Figure shows the UV responder rate of four groups categorized by the combination of CKD type (non‐CKD, stages 1 and 2; CKD, stages 3–5) and HF type (HFpEF and HFrEF). The patients with HF in settings of reduced EF (HFrEF) and non‐CKD or with HFpEF and CKD had an intermediate risk, whereas those with HFrEF and CKD had the lowest responder rate (50%). The highest responder rate was in patients with HFpEF and non‐CKD (86.0%).

Figure 3

Urine volume responder rate categorized by the combination of chronic kidney disease and ejection fraction. HFrEF, EF > 50%; HFpEF, EF < 50%; non‐CKD, stages 1–2; CKD, stages 3–5. CKD, non‐chronic kidney disease; HFpEF, heart failure with preserved ejection fraction; HFrEF, heart failure in settings of reduced ejection fraction.

Body weight response with respect to chronic kidney disease

Figure shows the BW responder rate of non‐CKD and CKD groups. Diuretic response was better in the non‐CKD group than in the CKD group. BW responder rates of the non‐CKD and CKD groups were 64.0% and 28.0%, respectively.

Figure 4

Body weight responder rate of non‐CKD and CKD group. CKD, chronic kidney disease. Non‐CKD, stages 1–2; CKD, stages 3–5.

Discussion

The maximum urine volume immediately after tolvaptan administration showed good correlations with the EF and eGFR, which were independent predictors of UV responder status (an increase in urine volume of ≥1500 mL). HFpEF patients having HF with preserved left ventricular systolic function had better UV response than had HFrEF patients. Diuretic response (in terms of maximum diuresis) diminished with advancing CKD stage and concomitant deterioration of the renal function.
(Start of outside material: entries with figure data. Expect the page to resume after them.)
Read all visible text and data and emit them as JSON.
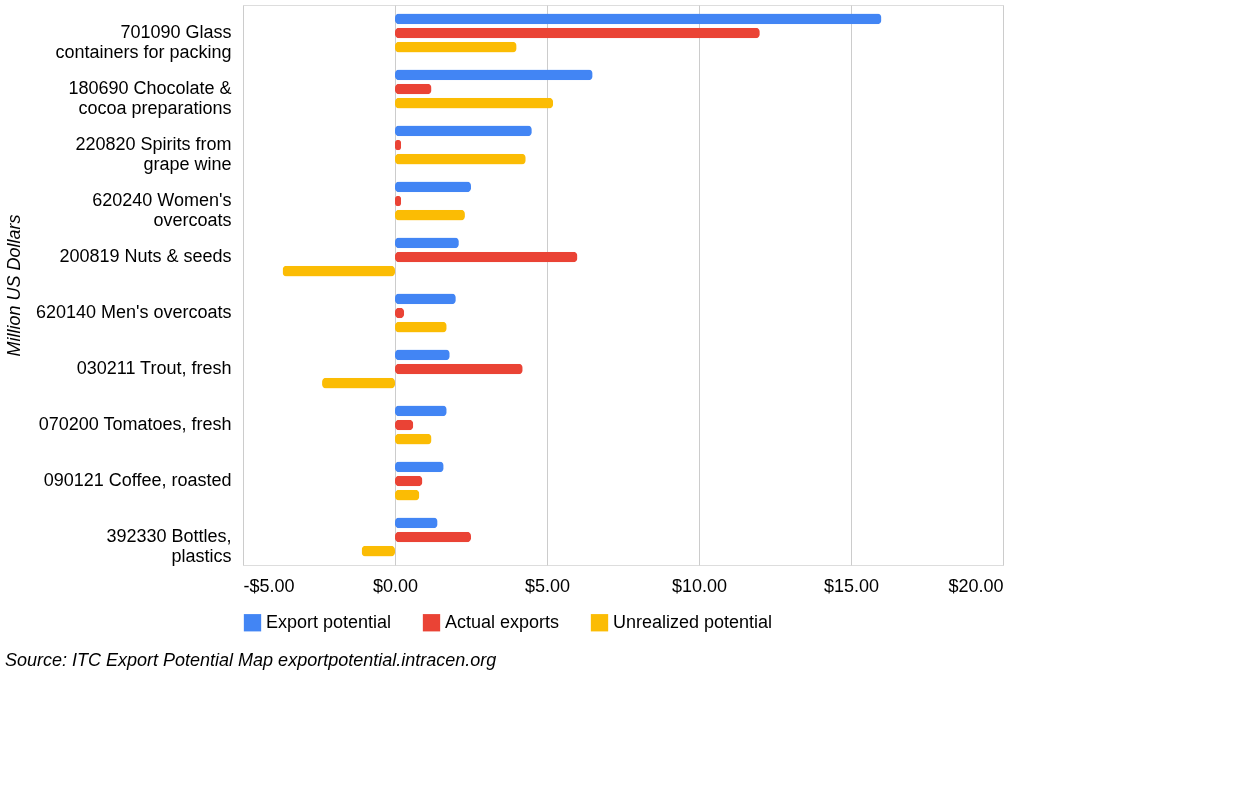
{
  "chart_data": {
    "type": "bar",
    "orientation": "horizontal",
    "ylabel": "Million US Dollars",
    "categories": [
      "701090 Glass containers for packing",
      "180690 Chocolate & cocoa preparations",
      "220820 Spirits from grape wine",
      "620240 Women's overcoats",
      "200819 Nuts & seeds",
      "620140 Men's overcoats",
      "030211 Trout, fresh",
      "070200 Tomatoes, fresh",
      "090121 Coffee, roasted",
      "392330 Bottles, plastics"
    ],
    "series": [
      {
        "name": "Export potential",
        "color": "#4285f4",
        "values": [
          16.0,
          6.5,
          4.5,
          2.5,
          2.1,
          2.0,
          1.8,
          1.7,
          1.6,
          1.4
        ]
      },
      {
        "name": "Actual exports",
        "color": "#ea4335",
        "values": [
          12.0,
          1.2,
          0.2,
          0.2,
          6.0,
          0.3,
          4.2,
          0.6,
          0.9,
          2.5
        ]
      },
      {
        "name": "Unrealized potential",
        "color": "#fbbc04",
        "values": [
          4.0,
          5.2,
          4.3,
          2.3,
          -3.7,
          1.7,
          -2.4,
          1.2,
          0.8,
          -1.1
        ]
      }
    ],
    "xlim": [
      -5,
      20
    ],
    "xticks": [
      {
        "value": -5,
        "label": "-$5.00"
      },
      {
        "value": 0,
        "label": "$0.00"
      },
      {
        "value": 5,
        "label": "$5.00"
      },
      {
        "value": 10,
        "label": "$10.00"
      },
      {
        "value": 15,
        "label": "$15.00"
      },
      {
        "value": 20,
        "label": "$20.00"
      }
    ],
    "grid": "x",
    "legend": "bottom",
    "annotations": [
      "Source: ITC Export Potential Map exportpotential.intracen.org"
    ]
  }
}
Advanced CKD was a significant negative predictor for the BW responders. As compared with the absence of CKD, the presence of advanced CKD is a predictor of poor diuretic response for both UV and BW responder status.

Ejection fraction and chronic kidney disease as predictors of the immediate diuretic effects of tolvaptan

In the present study, immediate diuretic volume following tolvaptan administration correlated well with the EF and eGFR in ADHF. The maximum diuretic amount significantly correlated with the eGFR. Furthermore, analysis of the diuretic response grouped by CKD stages revealed that the diuretic response diminished with progressive deterioration in CKD stages. Decrease in the GFR in association with CKD progression leads to a decreased production of glomerular filtrate, thus attenuating the diuretic response. In addition, in cases where the HF is comorbid with the CKD, the renal blood flow and glomerular filtrate are further reduced, which remarkably decrease the distribution of diuretics in the renal tubules. HFrEF patients exhibited poor diuretic response than the HFpEF patients in this study. In HFrEF, the renal blood flow is markedly decreased owing to diminished renal blood flow, resulting in decline of glomerular filtration.
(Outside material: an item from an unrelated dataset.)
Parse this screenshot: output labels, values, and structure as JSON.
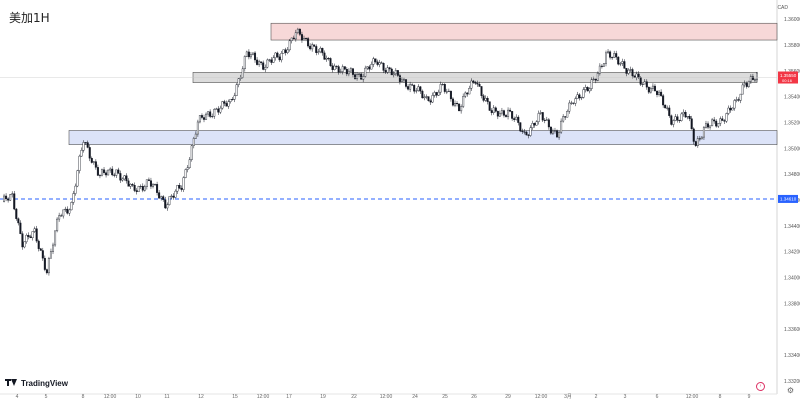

Hemodynamic mechanisms play an important role in cardiorenal syndrome due to ADHF, leading to decreased renal arterial flow and a consequent fall in GFR. The activation of the renin–angiotensin–aldosterone system and sympathetic nervous system also resulted in afferent vasoconstriction, decreased renal blood flow, and decreased effective glomerular perfusion pressure. In addition, several pathophysiological processes contribute to the development of acute kidney injury (AKI) in ADHF. Renal tubular cells represent the major site of cell damage during AKI with strong association between intra‐renal inflammatory activity and renal cell apoptosis. In patients with CKD, the number of functioning nephron already decreased depending on CKD stage. Cely et al. demonstrated that advanced CKD closely associated with the development of AKI in hospitalized patients.20 Taken together, HF milleu coupled with CKD may be prone to develop AKI via not only hemodynamic but also neurohumoral network, resulting in progressive decline in urine production in ADHF.

Several clinical studies have reported the predictive factors for tolvaptan responders. Imamura et al.14 showed that the renal medullary concentrating capacity was preserved and urine osmotic pressure reduction rate was ≥26% at 4–6 h post‐dosing when the pre‐dose osmotic pressure was 352 mOsm/L. The ratio of aquaporin concentration in urine and blood has been reported to be ≥0.5 in many responders.16 As both of these reports covered the patients with severe HF, their findings are more likely applicable to severe state of HF as compared with the mild to moderate HF. In the current study, the presence of advanced CKD resulted in poor UV and BW response following tolvaptan administration in our study population. These results suggest that a simple clinical parameter, such as the presence of CKD or HF type, may predict tolvaptan response easily.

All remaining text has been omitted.